Born in Santa Ana, California to parents who immigrated from Guadalajara, Mexico, Castillo’s site-specific installations combine photographs of suburban landscapes with architectural remnants to explore the ways in which place, labor, memories, and identity can become fractured, estranged, or made invisible. Often printed on, or adhered to, materials such as reclaimed tiles, bricks, and cement pavers, Castillo’s photographs of rose gardens, fenced lawns, and domestic facades are only visible in parts—mirroring the violent shifts of a city plagued by increasing displacement and gentrification. At once the scaffold and the debris, the repair and the ruin, Castillo’s works maintain a sense of impermanence and instability reflective of the historical and material changes in the built environment and the precarious and often invisible labor responsible for its making, unmaking, and rebuilding.
For her solo presentation at ICA LA, Castillo is developing a new and ambitious installation experimenting with scale and sculptural material.

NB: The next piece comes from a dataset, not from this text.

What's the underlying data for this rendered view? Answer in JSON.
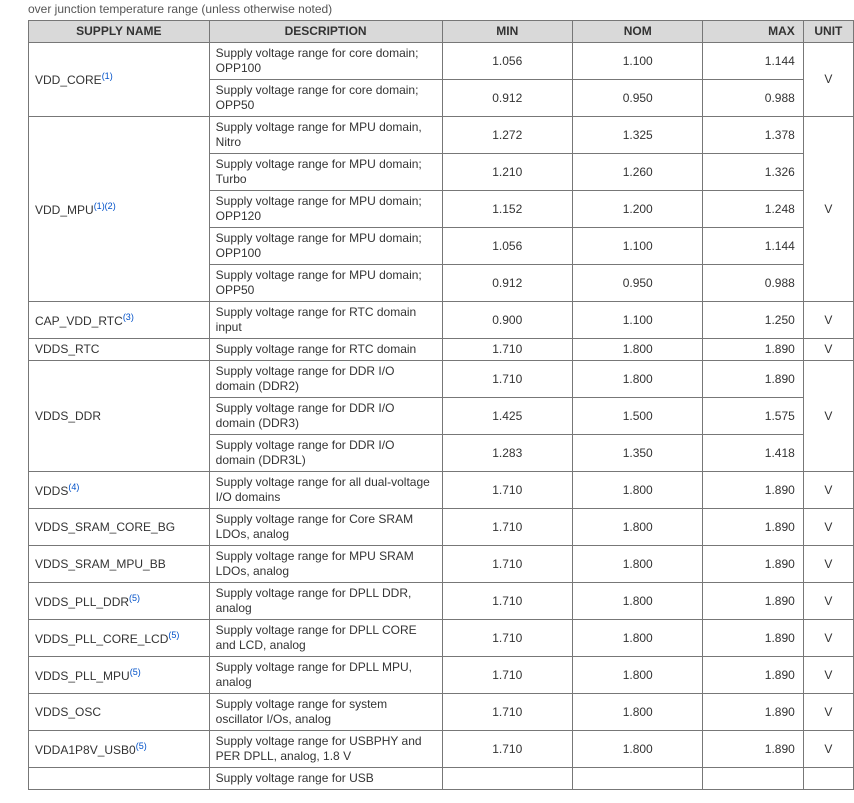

Featuring discarded rooftop shingles, Castillo’s work calls attention to the disparity between the lives of those who build the roof and those who live in the comfort of its shelter.
Created in close collaboration with her father, this project also expands upon Castillo’s enduring interest in preserving forms of shared cultural, architectural, and familial knowledge, even amidst ongoing erasure.
Jackie Castillo is a Los Angeles-based artist working in sculpture, installation, and film photography. Her work has been exhibited at Various Small Fires, Los Angeles (2024); As-is Gallery, Los Angeles (2024); California Museum, Sacramento (2023); Long Beach Museum of Art (2023); The Mistake Room, Los Angeles (2023); UCLA Broad Art Center, Los Angeles (2022); Charlie James Gallery, Los Angeles (2022); Mexican Center for Culture and Cinematic Arts, Los Angeles, CA (2021); Park View/Paul Soto Gallery, Los Angeles (2020); and the Material Art Fair in Mexico City, MX (2022). In 2023, Castillo’s work was acquired by the Los Angeles County Museum of Art. She was also awarded the 2021 Individual Artist Fellowship by the California Arts Council.


The Institute of Contemporary Art, Los Angeles (ICA LA) is a contemporary art museum in the Arts District of Downtown Los Angeles, United States, known for cutting-edge exhibitions, artist residencies, and a rigorous public program. Housed in a 12,700-square-foot renovated industrial building designed by wHY Architecture under the leadership of Kulapat Yantrasast, the museum was founded in 1988 as the Santa Monica Museum of Art and reestablished in 2017 with its current identity and location.